June 25, 2026 · 13 min read
Home > Resources > Marketing Dissertation Topics: 40 Ideas for AU Students

The strongest marketing dissertation topics are narrow, researchable and grounded in data you can actually access, so a good topic reads like a question, not a subject area. Pick a marketing problem that is specific to an Australian context, check that evidence exists (industry reports, public datasets, or a survey you can realistically run), then frame it as a single research question your method can answer.

Choosing a marketing dissertation topic is the part most students underestimate. A vague title like “social media marketing” gives you nothing to investigate, while a precise question like “How does user-generated content on Instagram influence purchase intent among Australian Gen Z shoppers?” tells you exactly what to measure and who to ask. Below are 40 marketing dissertation topics grouped into six themes, plus a clear process for turning any of them into a defensible research question. If you would like to compare approaches across disciplines first, our wider research topics hub shows how topic selection works beyond marketing. If you want hands-on help shaping a proposal or full chapters, our dissertation writing help service supports Australian marketing students from topic selection through to the final draft.

Key takeaways

  • Narrow beats broad: a topic should be a single, answerable question, not a whole subject area.
  • Data first: only choose a topic where you can realistically access secondary data or run primary research.
  • AU relevance matters: tie your topic to Australian consumers, brands, regulators (ACCC, ABS) or industries.
  • Method drives scope: decide survey, interviews, content analysis or secondary data early, because it shapes everything.
  • Ethics and lit review are non-negotiable: primary data needs ethics approval, and every dissertation needs a literature review.

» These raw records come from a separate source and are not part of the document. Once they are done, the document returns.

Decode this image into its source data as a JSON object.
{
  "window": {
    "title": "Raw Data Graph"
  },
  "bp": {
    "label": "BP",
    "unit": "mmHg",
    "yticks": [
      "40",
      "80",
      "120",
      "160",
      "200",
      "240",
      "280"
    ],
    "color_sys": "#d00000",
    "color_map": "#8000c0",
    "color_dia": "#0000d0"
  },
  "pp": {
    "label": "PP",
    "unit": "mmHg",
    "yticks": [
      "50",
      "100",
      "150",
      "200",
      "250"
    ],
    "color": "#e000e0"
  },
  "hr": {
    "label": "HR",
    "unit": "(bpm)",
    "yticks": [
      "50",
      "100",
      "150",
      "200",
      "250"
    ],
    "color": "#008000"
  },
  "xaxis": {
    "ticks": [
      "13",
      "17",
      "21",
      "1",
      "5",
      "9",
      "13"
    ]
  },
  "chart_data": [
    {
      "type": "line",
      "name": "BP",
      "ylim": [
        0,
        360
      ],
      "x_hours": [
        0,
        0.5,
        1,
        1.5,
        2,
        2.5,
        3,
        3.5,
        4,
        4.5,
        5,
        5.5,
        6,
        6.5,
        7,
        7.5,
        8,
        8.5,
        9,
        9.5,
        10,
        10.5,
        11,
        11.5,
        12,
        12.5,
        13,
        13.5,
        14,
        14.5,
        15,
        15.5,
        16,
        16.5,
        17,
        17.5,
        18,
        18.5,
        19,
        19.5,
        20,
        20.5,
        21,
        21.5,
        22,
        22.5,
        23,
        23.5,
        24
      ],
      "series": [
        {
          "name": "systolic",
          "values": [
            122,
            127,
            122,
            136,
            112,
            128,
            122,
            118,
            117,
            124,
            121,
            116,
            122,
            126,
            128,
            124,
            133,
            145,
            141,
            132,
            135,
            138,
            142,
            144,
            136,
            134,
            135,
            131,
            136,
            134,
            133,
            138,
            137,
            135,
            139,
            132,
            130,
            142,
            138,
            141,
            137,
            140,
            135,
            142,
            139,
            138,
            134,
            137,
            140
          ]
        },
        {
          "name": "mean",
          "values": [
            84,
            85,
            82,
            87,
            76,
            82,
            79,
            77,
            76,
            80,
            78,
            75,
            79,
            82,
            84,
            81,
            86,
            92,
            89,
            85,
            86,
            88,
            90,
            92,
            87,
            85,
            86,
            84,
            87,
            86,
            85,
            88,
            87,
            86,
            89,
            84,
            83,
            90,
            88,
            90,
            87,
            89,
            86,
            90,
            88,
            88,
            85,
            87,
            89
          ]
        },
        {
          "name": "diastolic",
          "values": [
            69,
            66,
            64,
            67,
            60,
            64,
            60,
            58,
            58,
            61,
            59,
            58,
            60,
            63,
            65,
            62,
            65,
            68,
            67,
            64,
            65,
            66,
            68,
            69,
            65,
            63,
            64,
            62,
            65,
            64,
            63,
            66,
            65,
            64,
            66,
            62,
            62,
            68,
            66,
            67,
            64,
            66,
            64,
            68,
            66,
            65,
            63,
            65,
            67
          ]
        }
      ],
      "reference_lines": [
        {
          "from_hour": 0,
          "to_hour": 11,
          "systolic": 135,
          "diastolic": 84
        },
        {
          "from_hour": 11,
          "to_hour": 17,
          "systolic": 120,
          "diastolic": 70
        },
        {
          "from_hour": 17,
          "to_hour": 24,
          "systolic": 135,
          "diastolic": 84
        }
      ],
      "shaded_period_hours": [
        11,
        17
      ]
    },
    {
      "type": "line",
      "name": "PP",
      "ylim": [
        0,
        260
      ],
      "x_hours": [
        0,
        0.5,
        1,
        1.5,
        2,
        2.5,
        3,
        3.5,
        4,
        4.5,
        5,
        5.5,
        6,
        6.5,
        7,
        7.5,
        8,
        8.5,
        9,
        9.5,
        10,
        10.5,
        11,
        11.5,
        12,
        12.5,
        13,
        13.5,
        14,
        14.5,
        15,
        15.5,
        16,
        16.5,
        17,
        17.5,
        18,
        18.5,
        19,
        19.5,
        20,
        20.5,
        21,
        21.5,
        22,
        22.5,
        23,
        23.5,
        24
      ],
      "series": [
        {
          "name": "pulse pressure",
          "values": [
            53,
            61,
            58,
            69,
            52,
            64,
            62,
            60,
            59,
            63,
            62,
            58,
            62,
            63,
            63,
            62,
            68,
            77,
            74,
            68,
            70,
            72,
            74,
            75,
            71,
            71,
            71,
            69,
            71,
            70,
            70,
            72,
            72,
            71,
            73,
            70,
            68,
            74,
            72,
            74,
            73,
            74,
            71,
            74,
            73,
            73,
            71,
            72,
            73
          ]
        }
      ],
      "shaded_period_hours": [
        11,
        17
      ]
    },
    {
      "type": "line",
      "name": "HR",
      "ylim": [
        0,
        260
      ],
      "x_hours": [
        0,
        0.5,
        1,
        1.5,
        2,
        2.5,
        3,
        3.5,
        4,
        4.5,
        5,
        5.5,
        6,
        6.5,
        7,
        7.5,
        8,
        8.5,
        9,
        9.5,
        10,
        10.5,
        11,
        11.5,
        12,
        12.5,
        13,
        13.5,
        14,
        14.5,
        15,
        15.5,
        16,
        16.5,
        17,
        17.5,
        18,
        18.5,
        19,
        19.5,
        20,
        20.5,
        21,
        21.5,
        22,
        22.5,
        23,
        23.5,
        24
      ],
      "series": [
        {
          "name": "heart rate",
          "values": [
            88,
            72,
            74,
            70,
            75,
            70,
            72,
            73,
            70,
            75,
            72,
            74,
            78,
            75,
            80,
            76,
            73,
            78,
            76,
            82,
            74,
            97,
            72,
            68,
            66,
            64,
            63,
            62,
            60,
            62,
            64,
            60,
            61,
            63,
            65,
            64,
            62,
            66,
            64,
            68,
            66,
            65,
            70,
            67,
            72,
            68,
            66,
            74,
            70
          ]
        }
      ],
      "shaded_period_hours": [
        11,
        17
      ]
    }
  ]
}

How to choose a strong marketing dissertation topic

A workable marketing topic clears four tests. First, it is researchable, meaning you can gather evidence rather than just opinions, ideally grounded in empirical research you can collect or source. Second, it is narrow enough to answer in roughly 10,000 to 15,000 words. Third, the data is available, whether that is a public dataset, industry reports, or a survey you can field to a reachable population. Fourth, it is relevant to your context, ideally an Australian market, brand, sector or policy environment that your examiners can place.

For example, a Monash student interested in loyalty programs should not write “Customer loyalty in retail.” That is a textbook chapter. A sharper version is “How do tiered loyalty rewards affect repeat purchase behaviour among Coles and Woolworths shoppers in Victoria?” It names the phenomenon, population, geography and outcome, so the method and sampling almost write themselves.

Broad areaMarketingThemeSocial mediaNarrowedUGC and trustResearchquestion
Narrowing a broad marketing area down to a single, answerable research question.
40topic ideas total
6marketing themes
~7topics per theme

Digital and social media marketing topics

Digital is the most popular cluster because data is plentiful, but that also means it is crowded. To stand out, anchor your topic to a specific platform, audience and outcome rather than “digital marketing” in general. A quick SWOT analysis of a chosen brand can surface a sharp angle before you commit. These work well with surveys, content analysis or secondary engagement data.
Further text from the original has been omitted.